Bij de A2 groep zien we daarnaast dat technisch lezen een vereiste is, maar geen voldoende voorwaarde voor leesbegrip (Van den Broeck, 2004; Van den Branden, 2003; Lesaux et al., 2006). Leerlingen met een hoge leessnelheid lijken zowel goed (leerling 12), gemiddeld (leerling16) als slecht (leerling13) te presteren op leesbegrip. Dit komt overeen met resultaten van Trapman et al. (2014) en Crosson en Lesaux (2010) die suggereren dat beperkte kennis van de taal de tweedetaallezers verhindert om de voordelen van snel te kunnen lezen te gebruiken. Een tweedetaallezer met langzamere woordherkenning hoeft niet

per se een slechtere lezer te zijn dan een tweedetaallezer met snelle woordherkenning, omdat ze tijdens het lezen tegen dezelfde taalproblemen aanlopen (Trapman et al., 2014). Dit zou dus betekenen dat de invloed van technisch lezen afhankelijk is van het taalniveau. In onze resultaten is inderdaad te zien dat de leerlingen met een hoge leessnelheid die goed en gemiddeld presteerden op leesbegrip (respectievelijk leerling 12 en 16) allebei aangaven slechts één woord niet te kennen. De leerling die slecht presteerde op leesbegrip (leerling 13) gaf aan vier woorden niet te kennen. Nu gaat dit om kleine getallen en verschillen, maar het zou inderdaad zo kunnen zijn dat leerling 13 minder taalvaardig is dan de leerlingen 12 en 16 en dat dit verklaart waarom leerling 13 minder goed leesbegrip heeft.
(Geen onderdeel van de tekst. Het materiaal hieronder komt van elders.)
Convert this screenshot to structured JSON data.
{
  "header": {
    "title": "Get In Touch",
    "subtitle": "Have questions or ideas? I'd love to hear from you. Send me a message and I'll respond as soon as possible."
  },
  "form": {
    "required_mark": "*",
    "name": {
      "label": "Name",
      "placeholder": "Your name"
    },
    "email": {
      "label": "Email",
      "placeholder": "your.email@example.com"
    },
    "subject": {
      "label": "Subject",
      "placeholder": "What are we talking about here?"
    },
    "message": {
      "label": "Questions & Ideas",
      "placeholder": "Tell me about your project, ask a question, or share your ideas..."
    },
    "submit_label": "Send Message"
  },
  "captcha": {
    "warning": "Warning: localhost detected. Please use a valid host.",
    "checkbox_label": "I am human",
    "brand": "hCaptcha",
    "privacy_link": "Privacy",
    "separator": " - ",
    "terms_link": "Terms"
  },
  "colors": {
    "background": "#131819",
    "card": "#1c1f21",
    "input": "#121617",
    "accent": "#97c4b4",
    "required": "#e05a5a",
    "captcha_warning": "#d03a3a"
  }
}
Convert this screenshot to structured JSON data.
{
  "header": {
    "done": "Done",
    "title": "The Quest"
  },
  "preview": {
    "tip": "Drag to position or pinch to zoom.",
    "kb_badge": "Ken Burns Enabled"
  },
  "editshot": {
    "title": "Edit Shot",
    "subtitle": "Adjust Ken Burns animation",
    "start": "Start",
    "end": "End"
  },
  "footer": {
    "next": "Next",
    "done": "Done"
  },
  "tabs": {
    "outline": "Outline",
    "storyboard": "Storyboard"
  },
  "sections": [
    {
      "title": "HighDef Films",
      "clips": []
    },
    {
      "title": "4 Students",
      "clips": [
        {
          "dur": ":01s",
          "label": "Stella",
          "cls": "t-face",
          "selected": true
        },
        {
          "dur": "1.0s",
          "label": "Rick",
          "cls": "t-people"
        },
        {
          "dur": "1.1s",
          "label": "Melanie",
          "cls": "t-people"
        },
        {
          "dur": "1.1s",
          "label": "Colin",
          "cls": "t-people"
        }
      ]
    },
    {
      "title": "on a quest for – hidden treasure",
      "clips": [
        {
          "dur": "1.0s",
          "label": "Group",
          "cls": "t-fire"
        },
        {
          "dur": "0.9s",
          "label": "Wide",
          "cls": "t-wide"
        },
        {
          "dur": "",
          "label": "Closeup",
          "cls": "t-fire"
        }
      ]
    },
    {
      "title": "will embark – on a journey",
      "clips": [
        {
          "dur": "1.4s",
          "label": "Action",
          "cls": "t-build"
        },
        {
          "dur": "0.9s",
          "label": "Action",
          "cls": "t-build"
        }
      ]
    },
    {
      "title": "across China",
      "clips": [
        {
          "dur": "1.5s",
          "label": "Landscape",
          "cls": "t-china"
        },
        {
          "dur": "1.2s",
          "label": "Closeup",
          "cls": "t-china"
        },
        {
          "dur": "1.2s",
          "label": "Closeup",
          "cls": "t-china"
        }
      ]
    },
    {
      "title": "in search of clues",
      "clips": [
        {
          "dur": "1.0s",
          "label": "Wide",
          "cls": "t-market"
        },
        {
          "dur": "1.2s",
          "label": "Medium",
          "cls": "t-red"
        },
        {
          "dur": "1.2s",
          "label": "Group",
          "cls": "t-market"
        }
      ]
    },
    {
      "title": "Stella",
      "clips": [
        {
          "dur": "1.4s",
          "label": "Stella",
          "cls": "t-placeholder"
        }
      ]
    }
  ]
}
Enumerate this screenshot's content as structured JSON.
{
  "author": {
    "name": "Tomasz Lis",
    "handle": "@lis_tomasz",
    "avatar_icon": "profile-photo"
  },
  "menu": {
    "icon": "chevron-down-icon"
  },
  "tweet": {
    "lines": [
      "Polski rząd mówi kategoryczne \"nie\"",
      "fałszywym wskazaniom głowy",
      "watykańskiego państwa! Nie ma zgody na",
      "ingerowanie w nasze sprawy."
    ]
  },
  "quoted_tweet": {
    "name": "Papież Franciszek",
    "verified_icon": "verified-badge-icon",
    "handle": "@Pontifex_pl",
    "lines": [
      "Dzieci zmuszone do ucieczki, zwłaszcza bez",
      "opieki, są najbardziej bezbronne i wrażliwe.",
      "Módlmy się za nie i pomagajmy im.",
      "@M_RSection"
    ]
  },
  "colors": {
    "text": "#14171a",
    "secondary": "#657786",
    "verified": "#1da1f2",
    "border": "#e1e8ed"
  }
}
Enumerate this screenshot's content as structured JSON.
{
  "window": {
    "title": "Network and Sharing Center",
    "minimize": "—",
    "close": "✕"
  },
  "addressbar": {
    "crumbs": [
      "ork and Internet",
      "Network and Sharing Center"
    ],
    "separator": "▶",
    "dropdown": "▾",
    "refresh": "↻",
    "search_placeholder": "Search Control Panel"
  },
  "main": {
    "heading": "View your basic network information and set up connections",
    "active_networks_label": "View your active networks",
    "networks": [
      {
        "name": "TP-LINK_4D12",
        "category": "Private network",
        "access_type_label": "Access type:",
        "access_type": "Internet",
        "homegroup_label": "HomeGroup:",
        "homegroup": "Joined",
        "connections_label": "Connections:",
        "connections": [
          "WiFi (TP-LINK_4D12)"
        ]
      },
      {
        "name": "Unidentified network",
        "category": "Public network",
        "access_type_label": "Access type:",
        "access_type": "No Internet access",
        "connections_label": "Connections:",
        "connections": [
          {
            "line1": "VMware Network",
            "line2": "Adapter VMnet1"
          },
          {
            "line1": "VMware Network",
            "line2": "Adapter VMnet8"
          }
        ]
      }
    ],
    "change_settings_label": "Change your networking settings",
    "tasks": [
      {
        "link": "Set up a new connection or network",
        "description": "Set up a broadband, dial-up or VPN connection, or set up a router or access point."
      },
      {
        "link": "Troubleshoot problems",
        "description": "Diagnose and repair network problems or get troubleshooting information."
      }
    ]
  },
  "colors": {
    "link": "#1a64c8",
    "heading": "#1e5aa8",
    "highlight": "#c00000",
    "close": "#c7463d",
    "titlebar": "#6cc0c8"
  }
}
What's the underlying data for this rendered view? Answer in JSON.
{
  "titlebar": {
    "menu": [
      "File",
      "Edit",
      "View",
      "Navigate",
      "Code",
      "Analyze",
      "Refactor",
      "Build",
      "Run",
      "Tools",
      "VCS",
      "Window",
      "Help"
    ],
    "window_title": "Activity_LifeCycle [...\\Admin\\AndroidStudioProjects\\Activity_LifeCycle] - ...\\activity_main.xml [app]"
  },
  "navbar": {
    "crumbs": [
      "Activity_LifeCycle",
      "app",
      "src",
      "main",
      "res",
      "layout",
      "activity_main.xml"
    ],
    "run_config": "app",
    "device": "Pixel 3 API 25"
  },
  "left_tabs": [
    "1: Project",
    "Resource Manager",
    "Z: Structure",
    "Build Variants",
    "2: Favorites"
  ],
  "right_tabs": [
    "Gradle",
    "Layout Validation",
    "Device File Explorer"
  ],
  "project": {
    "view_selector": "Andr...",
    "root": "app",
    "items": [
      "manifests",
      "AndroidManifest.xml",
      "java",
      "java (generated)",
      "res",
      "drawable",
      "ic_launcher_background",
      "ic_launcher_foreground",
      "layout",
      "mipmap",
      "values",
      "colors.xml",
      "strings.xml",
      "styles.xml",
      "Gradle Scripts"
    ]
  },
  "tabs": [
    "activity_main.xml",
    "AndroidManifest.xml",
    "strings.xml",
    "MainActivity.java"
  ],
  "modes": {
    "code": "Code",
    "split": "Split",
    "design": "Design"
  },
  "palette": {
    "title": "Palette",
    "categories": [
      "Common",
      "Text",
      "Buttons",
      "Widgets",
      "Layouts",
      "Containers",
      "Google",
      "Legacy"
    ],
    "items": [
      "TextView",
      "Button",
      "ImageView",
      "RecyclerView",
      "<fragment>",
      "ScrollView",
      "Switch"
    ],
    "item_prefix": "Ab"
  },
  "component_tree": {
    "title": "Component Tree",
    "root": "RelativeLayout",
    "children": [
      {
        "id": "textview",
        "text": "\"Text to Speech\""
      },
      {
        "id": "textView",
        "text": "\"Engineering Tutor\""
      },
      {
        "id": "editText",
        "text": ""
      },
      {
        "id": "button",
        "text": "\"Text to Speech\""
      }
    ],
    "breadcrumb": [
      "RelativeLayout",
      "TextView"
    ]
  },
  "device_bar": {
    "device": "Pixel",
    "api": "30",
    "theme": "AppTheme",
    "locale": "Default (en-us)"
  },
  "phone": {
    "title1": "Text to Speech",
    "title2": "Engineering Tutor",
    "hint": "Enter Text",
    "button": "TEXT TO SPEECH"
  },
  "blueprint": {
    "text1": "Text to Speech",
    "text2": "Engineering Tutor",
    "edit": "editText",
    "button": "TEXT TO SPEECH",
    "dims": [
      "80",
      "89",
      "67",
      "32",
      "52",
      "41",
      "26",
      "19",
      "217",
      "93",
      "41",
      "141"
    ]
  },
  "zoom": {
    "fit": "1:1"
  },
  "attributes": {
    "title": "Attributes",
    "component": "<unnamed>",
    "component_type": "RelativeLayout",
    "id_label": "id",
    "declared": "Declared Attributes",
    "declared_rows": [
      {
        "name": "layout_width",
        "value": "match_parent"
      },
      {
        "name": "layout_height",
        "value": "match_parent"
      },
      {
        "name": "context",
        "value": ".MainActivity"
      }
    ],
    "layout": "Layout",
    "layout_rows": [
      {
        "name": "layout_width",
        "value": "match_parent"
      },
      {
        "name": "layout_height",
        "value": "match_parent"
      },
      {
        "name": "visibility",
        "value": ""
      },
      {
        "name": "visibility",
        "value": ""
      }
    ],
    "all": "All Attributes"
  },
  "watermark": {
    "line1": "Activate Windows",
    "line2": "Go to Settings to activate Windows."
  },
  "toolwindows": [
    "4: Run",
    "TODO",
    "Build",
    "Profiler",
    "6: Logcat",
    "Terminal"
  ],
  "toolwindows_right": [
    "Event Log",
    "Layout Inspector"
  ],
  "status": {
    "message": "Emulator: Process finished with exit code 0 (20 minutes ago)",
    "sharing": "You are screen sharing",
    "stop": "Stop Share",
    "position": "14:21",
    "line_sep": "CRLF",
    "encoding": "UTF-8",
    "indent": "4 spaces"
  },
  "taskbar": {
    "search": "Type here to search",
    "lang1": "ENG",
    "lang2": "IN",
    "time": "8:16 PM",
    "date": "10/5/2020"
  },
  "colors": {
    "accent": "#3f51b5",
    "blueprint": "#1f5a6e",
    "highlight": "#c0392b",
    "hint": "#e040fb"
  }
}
Dat technisch lezen een vereiste is voor leesbegrip lijkt niet te op te gaan voor leerling 1. Hij had een lage leessnelheid en een lage inschatting van zijn docent voor zijn technische leesvaardigheden, maar hij deed het toch goed op leesbegrip. Als technisch lezen inderdaad een vereiste is voor leesbegrip, zou dit betekenen dat gebrek aan technische leesvaardigheden niet de compenseren valt met andere vaardigheden (Lesaux et al., 2006). Het lijkt echter zo te zijn dat de leerling slechte technische leesvaardigheden compenseert met strategiegebruik. Dit zou suggereren dat goede technische leesvaardigheden misschien niet altijd een vereiste hoeft te zijn voor goed leesbegrip voor leerlingen in de ISK, maar dat een leerling dit zou kunnen compenseren met andere vaardigheden, zoals strategiegebruik. Daarnaast betekent dit dat strategiegebruik misschien al vroeg in de leesontwikkeling een rol gaat spelen.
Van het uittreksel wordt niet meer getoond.